Wir tranken mehrere Gläser Champagner. Lestandi erzählte jetzt von einem gewissen Blaustein, einem Filmproduzenten, »ein widerlicher Jude mit rötlich violettem Teint«, den er auf der Promenade des Anglais wiedererkannt hatte. Der, soviel war sicher, würde ihm nicht entgehen. Der Tag neigte sich. Die ganze Gesellschaft zog vom Garten in die Bar des Hotels um. Du hast dich ihnen angeschlossen und dich dann an meine Seite gesetzt … Dann, als wäre jeder von uns plötzlich elektrisiert worden, belebte sich die Stimmung. Eine hektische Ausgelassenheit. Auf Verlangen von Marcheret imitierte Delvale für uns Aristide Bruant. Aber Montmartre war nicht das einzige, was ihn inspirierte. Er war in den Boulevard-Theatern zur Schule gegangen und überhäufte uns nun mit Kalauern und faulen Witzen. Ich sehe noch seinen Spaniel-Kopf, sein feines Schnurrbärtchen. Er war so begierig, sein Publikum zum Lachen zu bringen, daß mir übel wurde. Wenn er eine Pointe abgeschossen hatte, zuckte er die Achseln und machte eine Miene, als messe er dem überhaupt keine Bedeutung bei. Dieser alte gepuderte Schmierenkomödiant erinnerte in manchen Augenblicken an Sacha Guitry Junior.

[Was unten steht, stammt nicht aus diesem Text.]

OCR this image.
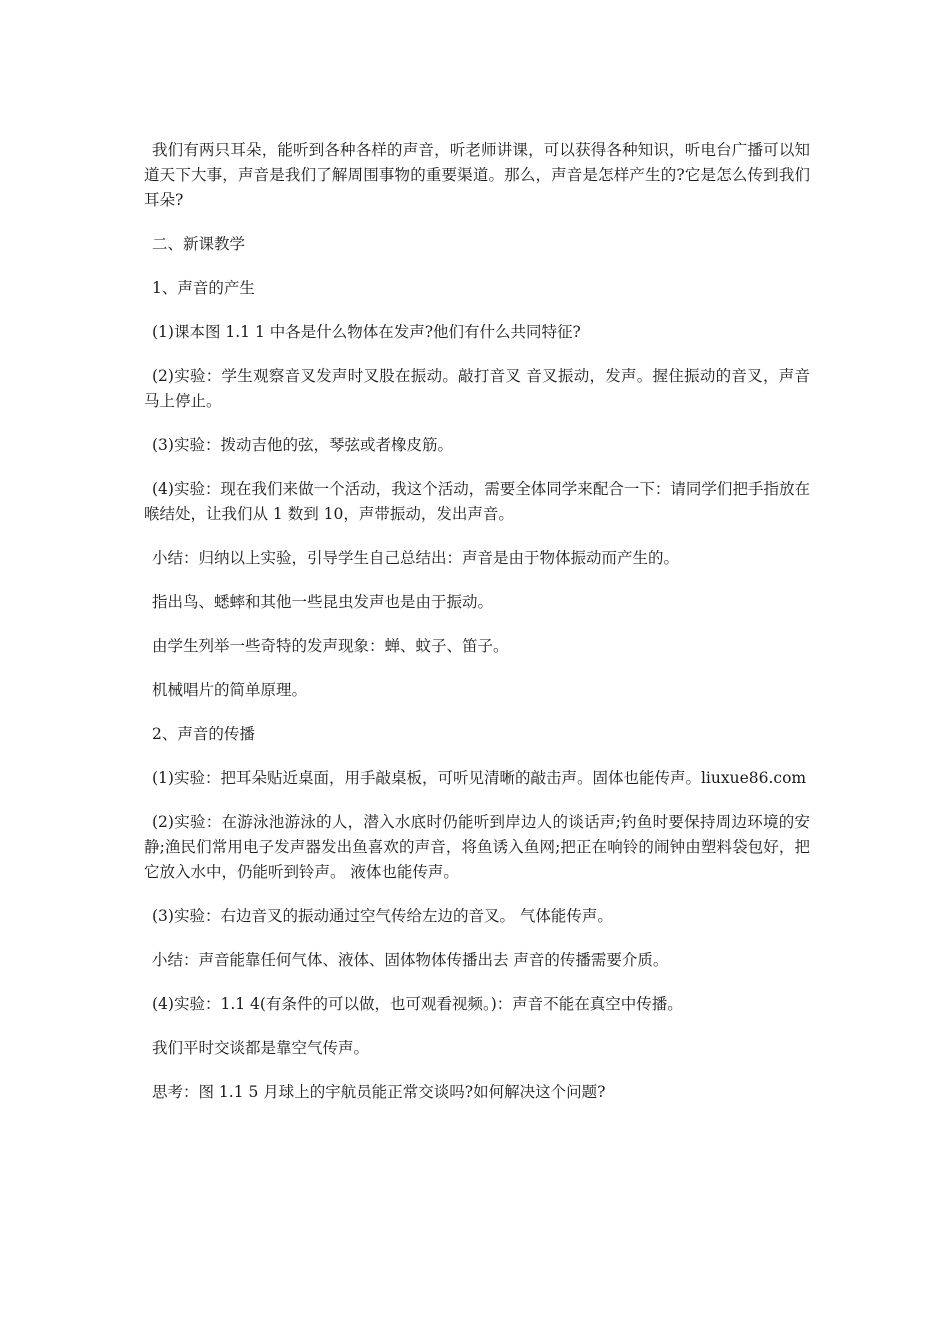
我们有两只耳朵，能听到各种各样的声音，听老师讲课，可以获得各种知识，听电台广播可以知道天下大事，声音是我们了解周围事物的重要渠道。那么，声音是怎样产生的?它是怎么传到我们耳朵?

二、新课教学

1、声音的产生

(1)课本图 1.1 1 中各是什么物体在发声?他们有什么共同特征?

(2)实验：学生观察音叉发声时叉股在振动。敲打音叉 音叉振动，发声。握住振动的音叉，声音马上停止。

(3)实验：拨动吉他的弦，琴弦或者橡皮筋。

(4)实验：现在我们来做一个活动，我这个活动，需要全体同学来配合一下：请同学们把手指放在喉结处，让我们从 1 数到 10，声带振动，发出声音。

小结：归纳以上实验，引导学生自己总结出：声音是由于物体振动而产生的。

指出鸟、蟋蟀和其他一些昆虫发声也是由于振动。

由学生列举一些奇特的发声现象：蝉、蚊子、笛子。

机械唱片的简单原理。

2、声音的传播

(1)实验：把耳朵贴近桌面，用手敲桌板，可听见清晰的敲击声。固体也能传声。liuxue86.com

(2)实验：在游泳池游泳的人，潜入水底时仍能听到岸边人的谈话声;钓鱼时要保持周边环境的安静;渔民们常用电子发声器发出鱼喜欢的声音，将鱼诱入鱼网;把正在响铃的闹钟由塑料袋包好，把它放入水中，仍能听到铃声。 液体也能传声。

(3)实验：右边音叉的振动通过空气传给左边的音叉。 气体能传声。

小结：声音能靠任何气体、液体、固体物体传播出去 声音的传播需要介质。

(4)实验：1.1 4(有条件的可以做，也可观看视频。)：声音不能在真空中传播。

我们平时交谈都是靠空气传声。

思考：图 1.1 5 月球上的宇航员能正常交谈吗?如何解决这个问题?
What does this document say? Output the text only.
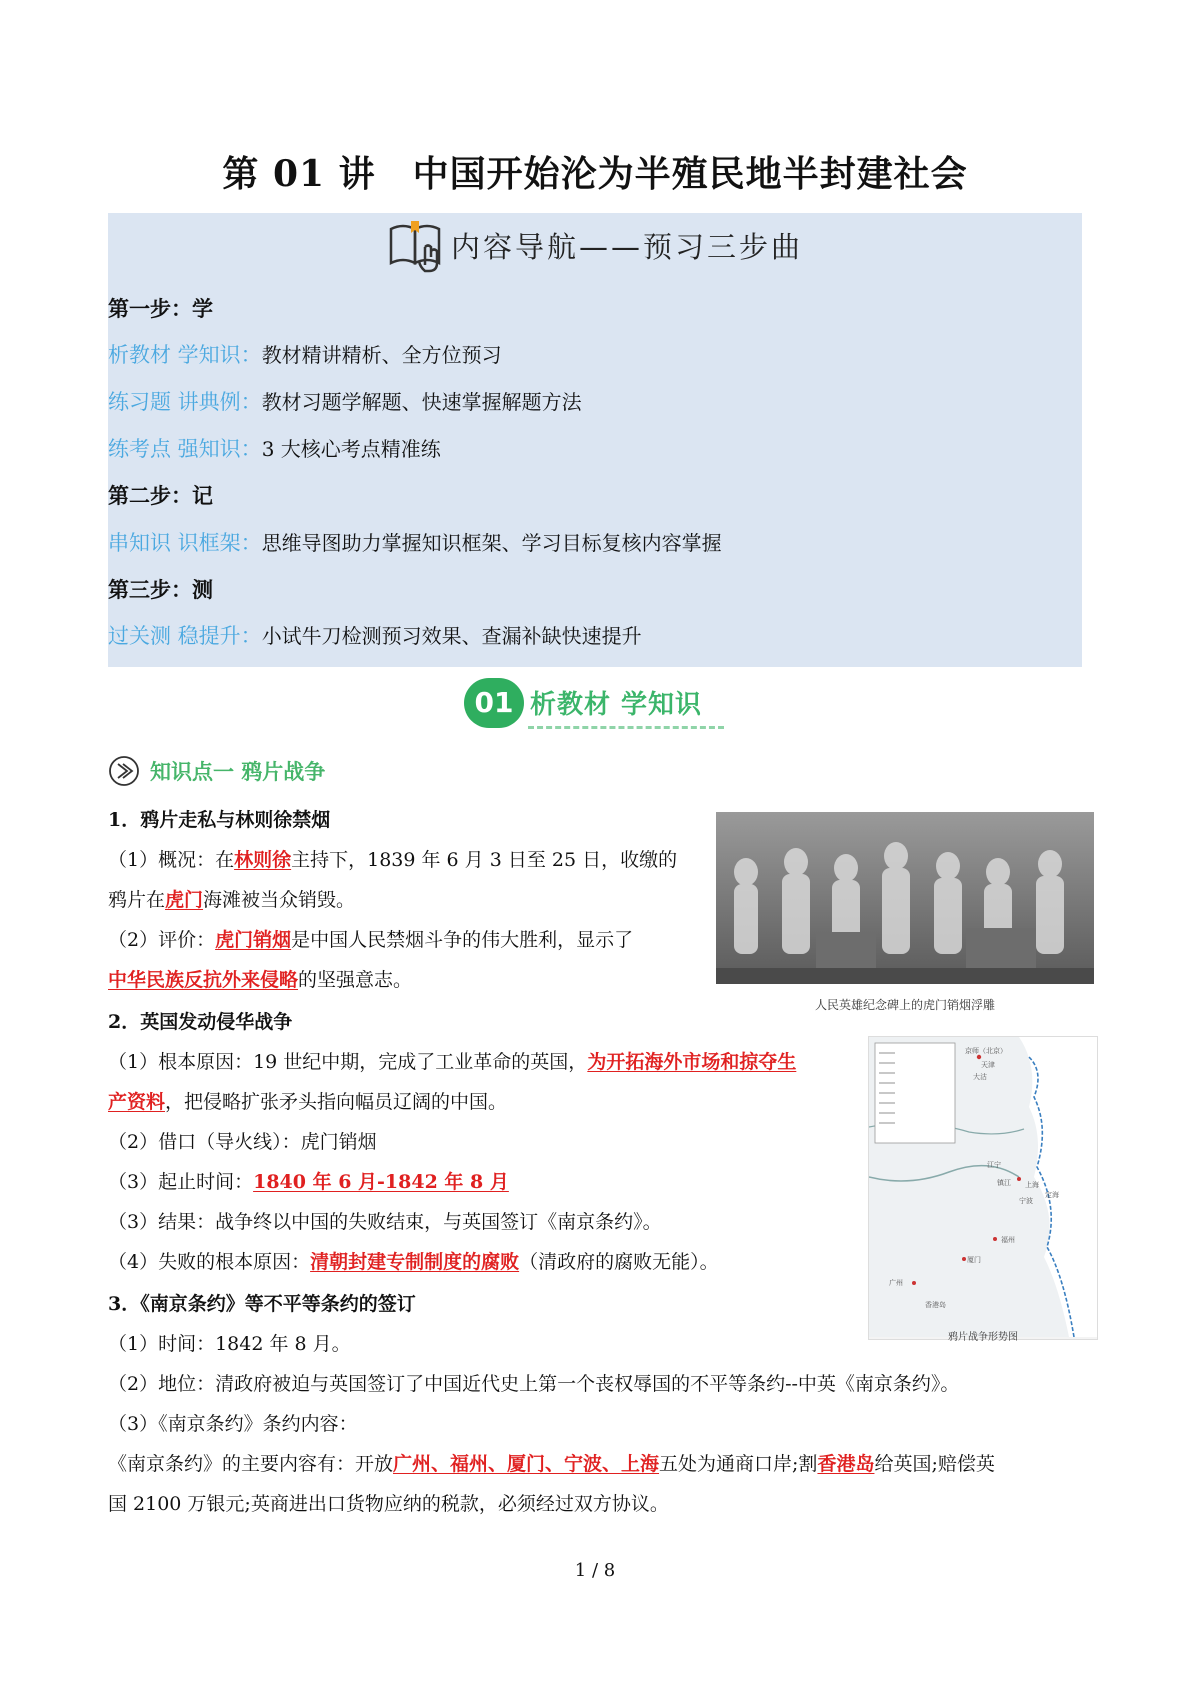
第 01 讲　中国开始沦为半殖民地半封建社会
内容导航——预习三步曲
第一步：学
析教材 学知识：教材精讲精析、全方位预习
练习题 讲典例：教材习题学解题、快速掌握解题方法
练考点 强知识：3 大核心考点精准练
第二步：记
串知识 识框架：思维导图助力掌握知识框架、学习目标复核内容掌握
第三步：测
过关测 稳提升：小试牛刀检测预习效果、查漏补缺快速提升
01 析教材 学知识
知识点一 鸦片战争
1．鸦片走私与林则徐禁烟
（1）概况：在林则徐主持下，1839 年 6 月 3 日至 25 日，收缴的
鸦片在虎门海滩被当众销毁。
（2）评价：虎门销烟是中国人民禁烟斗争的伟大胜利，显示了
中华民族反抗外来侵略的坚强意志。
2．英国发动侵华战争
（1）根本原因：19 世纪中期，完成了工业革命的英国，为开拓海外市场和掠夺生
产资料，把侵略扩张矛头指向幅员辽阔的中国。
（2）借口（导火线）：虎门销烟
（3）起止时间：1840 年 6 月-1842 年 8 月
（3）结果：战争终以中国的失败结束，与英国签订《南京条约》。
（4）失败的根本原因：清朝封建专制制度的腐败（清政府的腐败无能）。
3．《南京条约》等不平等条约的签订
（1）时间：1842 年 8 月。
（2）地位：清政府被迫与英国签订了中国近代史上第一个丧权辱国的不平等条约--中英《南京条约》。
（3）《南京条约》条约内容：
《南京条约》的主要内容有：开放广州、福州、厦门、宁波、上海五处为通商口岸;割香港岛给英国;赔偿英
国 2100 万银元;英商进出口货物应纳的税款，必须经过双方协议。
人民英雄纪念碑上的虎门销烟浮雕
京师（北京）
天津
大沽
江宁
镇江 上海
宁波
定海
福州
厦门
广州
香港岛
鸦片战争形势图
1 / 8
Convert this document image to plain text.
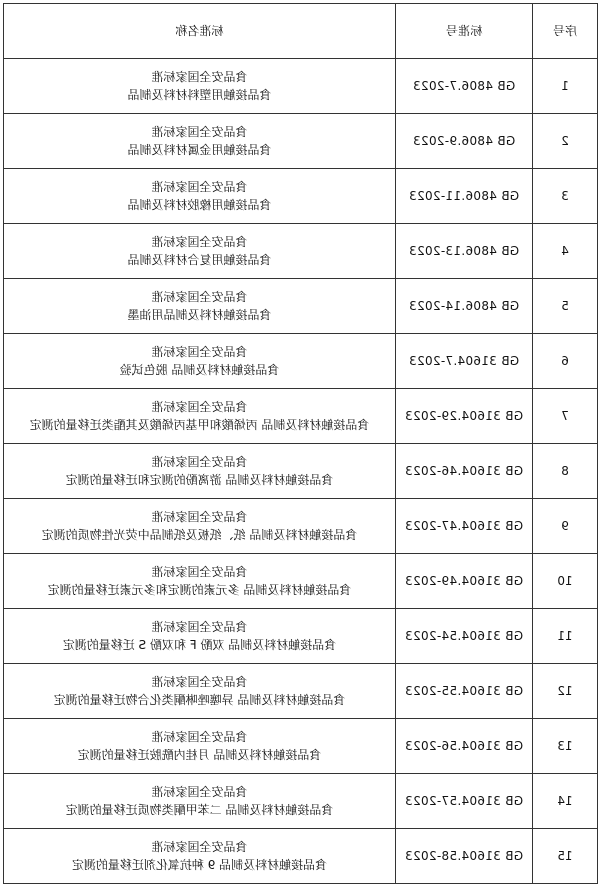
序号	标准号	标准名称
1	GB 4806.7-2023	食品安全国家标准
食品接触用塑料材料及制品

2	GB 4806.9-2023	食品安全国家标准
食品接触用金属材料及制品

3	GB 4806.11-2023	食品安全国家标准
食品接触用橡胶材料及制品

4	GB 4806.13-2023	食品安全国家标准
食品接触用复合材料及制品

5	GB 4806.14-2023	食品安全国家标准
食品接触材料及制品用油墨

6	GB 31604.7-2023	食品安全国家标准
食品接触材料及制品 脱色试验

7	GB 31604.29-2023	食品安全国家标准
食品接触材料及制品 丙烯酸和甲基丙烯酸及其酯类迁移量的测定

8	GB 31604.46-2023	食品安全国家标准
食品接触材料及制品 游离酚的测定和迁移量的测定

9	GB 31604.47-2023	食品安全国家标准
食品接触材料及制品 纸、纸板及纸制品中荧光性物质的测定

10	GB 31604.49-2023	食品安全国家标准
食品接触材料及制品 多元素的测定和多元素迁移量的测定

11	GB 31604.54-2023	食品安全国家标准
食品接触材料及制品 双酚 F 和双酚 S 迁移量的测定

12	GB 31604.55-2023	食品安全国家标准
食品接触材料及制品 异噻唑啉酮类化合物迁移量的测定

13	GB 31604.56-2023	食品安全国家标准
食品接触材料及制品 月桂内酰胺迁移量的测定

14	GB 31604.57-2023	食品安全国家标准
食品接触材料及制品 二苯甲酮类物质迁移量的测定

15	GB 31604.58-2023	食品安全国家标准
食品接触材料及制品 9 种抗氧化剂迁移量的测定
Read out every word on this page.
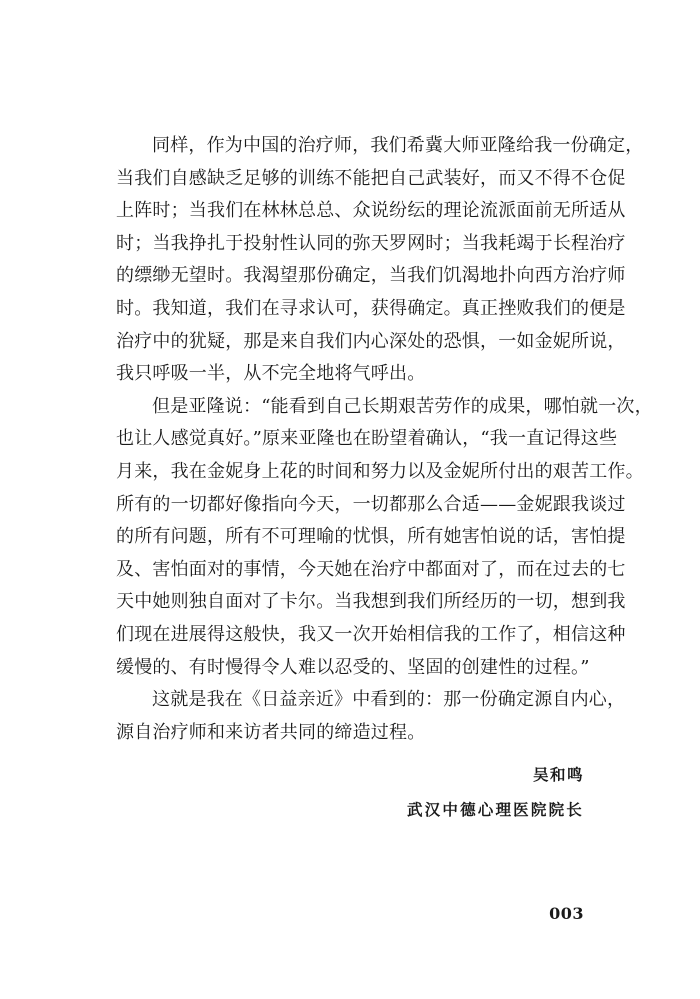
同样，作为中国的治疗师，我们希冀大师亚隆给我一份确定，
当我们自感缺乏足够的训练不能把自己武装好，而又不得不仓促
上阵时；当我们在林林总总、众说纷纭的理论流派面前无所适从
时；当我挣扎于投射性认同的弥天罗网时；当我耗竭于长程治疗
的缥缈无望时。我渴望那份确定，当我们饥渴地扑向西方治疗师
时。我知道，我们在寻求认可，获得确定。真正挫败我们的便是
治疗中的犹疑，那是来自我们内心深处的恐惧，一如金妮所说，
我只呼吸一半，从不完全地将气呼出。
但是亚隆说：“能看到自己长期艰苦劳作的成果，哪怕就一次，
也让人感觉真好。”原来亚隆也在盼望着确认，“我一直记得这些
月来，我在金妮身上花的时间和努力以及金妮所付出的艰苦工作。
所有的一切都好像指向今天，一切都那么合适——金妮跟我谈过
的所有问题，所有不可理喻的忧惧，所有她害怕说的话，害怕提
及、害怕面对的事情，今天她在治疗中都面对了，而在过去的七
天中她则独自面对了卡尔。当我想到我们所经历的一切，想到我
们现在进展得这般快，我又一次开始相信我的工作了，相信这种
缓慢的、有时慢得令人难以忍受的、坚固的创建性的过程。”
这就是我在《日益亲近》中看到的：那一份确定源自内心，
源自治疗师和来访者共同的缔造过程。
吴和鸣
武汉中德心理医院院长
003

Lucien Remy trug uns dann ein kitschiges Chanson vor, das in jenem Jahr sehr populär war: Je n'en connais pas la fin. Annie Murraille und Sylviane Quimphe verschlangen ihn mit den Augen. Und auch ich sah ihn mir aufmerksam an. Seine untere Gesichtshälfte erschreckte mich besonders. Man konnte aus ihr eine nicht alltägliche Verderbtheit ablesen. Ich ahnte, daß er noch viel gefährlicher sei als die anderen. Man muß vor diesen pomadisierten Typen, die häufig in solchen »unsicheren Zeiten« auftauchen, auf der Hut sein. Danach produzierte sich auch Lestandi mit einer Nummer in der Tradition dessen, was man damals »Chansonniers« nannte. Es gab nichts Trostloseres für meinen Geschmack, aber Lestandi war stolz, uns vorzuführen, daß er das Repertoire von La Lune Rousse und von Deux Anes auswendig kannte. Jeder hat seine kleinen Eitelkeiten, seine Bravourstückchen.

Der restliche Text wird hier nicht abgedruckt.